Kapitel 6 - Erwachen
Der Tag ging dahin, ohne das sich am Zustand von Harry etwas änderte. Draco und Severus blieben bei ihm. Draco nutze die Zeit und erledigte seine Hausaufgaben, während der Tränkemeister in einem Buch las. Regulus, Narzissa und Lucius kamen regelmäßig, um nach den Dreien zu sehen und um Draco und Severus daran zu erinnern ab und zu was zu essen. Am späten Abend standen die Malfoys und der junge Black wieder in der Tür und fanden Severus und Draco halb schlafend auf ihren Stühlen.
»Ihr solltet beide ins Bett gehen und Euch ein paar Stunden Schlaf gönnen. Harry geht es soweit gut. Durch den Alarmzauber merken wir sofort, wenn er wach wird.« Narzissa war zu ihrem Sohn getreten und strich ihm einige blonde Strähnen aus der Stirn.
»Nein Mum bitte ich will hierbleiben!« Flehend sah Draco zu seiner Mutter.

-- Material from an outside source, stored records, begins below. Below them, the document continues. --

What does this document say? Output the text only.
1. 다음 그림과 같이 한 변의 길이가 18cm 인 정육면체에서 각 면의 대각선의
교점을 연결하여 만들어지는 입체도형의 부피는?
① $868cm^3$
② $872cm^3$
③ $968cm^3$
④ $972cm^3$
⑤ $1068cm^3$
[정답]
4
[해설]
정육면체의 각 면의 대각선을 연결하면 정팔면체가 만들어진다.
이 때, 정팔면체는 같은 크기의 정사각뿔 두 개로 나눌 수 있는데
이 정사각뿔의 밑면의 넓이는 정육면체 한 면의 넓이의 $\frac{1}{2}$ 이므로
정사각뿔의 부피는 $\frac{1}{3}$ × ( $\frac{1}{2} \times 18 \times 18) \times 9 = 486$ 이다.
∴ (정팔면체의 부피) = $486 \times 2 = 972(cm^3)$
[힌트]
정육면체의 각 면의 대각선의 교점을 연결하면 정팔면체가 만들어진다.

»Ich glaube kaum, dass sich die beiden überreden lassen.« Sagte Regulus, hob seinen Zauberstab und verwandelte die beiden Stühle in jeweils ein Feldbett samt Decke und Kissen.
»Danke Reg «, sagte Severus und lächelte den Heiler an. Dieser nickte nur knapp und verließ den Raum, ohne sich noch einmal umzusehen. Wieder war er leicht rot angelaufen, aber das hatte nur Lucius gesehen.
Draco machte es sich auf einem der Betten gemütlich und Narzissa trat seufzend zu ihrem Mann der grinsend noch immer in der Tür stand.
»Versucht aber wirklich, zu schlafen. Ihr seht beide nicht besonders gut aus. Und wenn was ist, weckt uns bitte!« Streng sah die Hausherrin zu ihrem Sohn und Severus.
»Macht lieber was sie sagt, sonst jubelt sie Euch noch einen Schlaftrunk unter.« Lucius verließ den Raum nicht ohne Draco und dem Tränkemeister noch einmal zuzuzwinkern. Kopfschüttelnd folgte ihm Narzissa.
Nun legte sich auch Severus auf das andere Bett und streckte sich aus. Erst jetzt merkte er wie verspannt und müde er war. Draco war bereits eingeschlafen. Mit einem Wink seines Zauberstabes löschte der Dunkelhaarige das Licht, nur eine kleine Lampe ließ er brennen. Harry sollte, wenn er aufwachte, nicht das Gefühl haben, immer noch in dem Schrank unter der Treppe zu liegen. So sehr er sich auch bemühte, Severus Snape fand keinen Schlaf, er drehte sich unruhig von einer Seite auf die andere, bevor er aufstand und den Raum verließ. Er brauchte Bewegung und vielleicht eine heiße Milch. Er lief den langen Flur entlang und sah, dass noch Licht in der Bibliothek war. Leise betrat er den Raum. Regulus saß in einem der bequemen Sessel und las.
»Du solltest wirklich schlafen!« Sagte der junge Heiler, ohne von seinem Buch aufzusehen.
»Woher?« War das Einzige, dass Severus antworten konnte.
Nun sah Regulus ihn an und grinste. »Du bist der Einzige, der sich beinahe lautlos durch das Haus bewegt.« Er legte das Buch zur Seite.
Seufzend setzte sich der Tränkemeister in den anderen Sessel.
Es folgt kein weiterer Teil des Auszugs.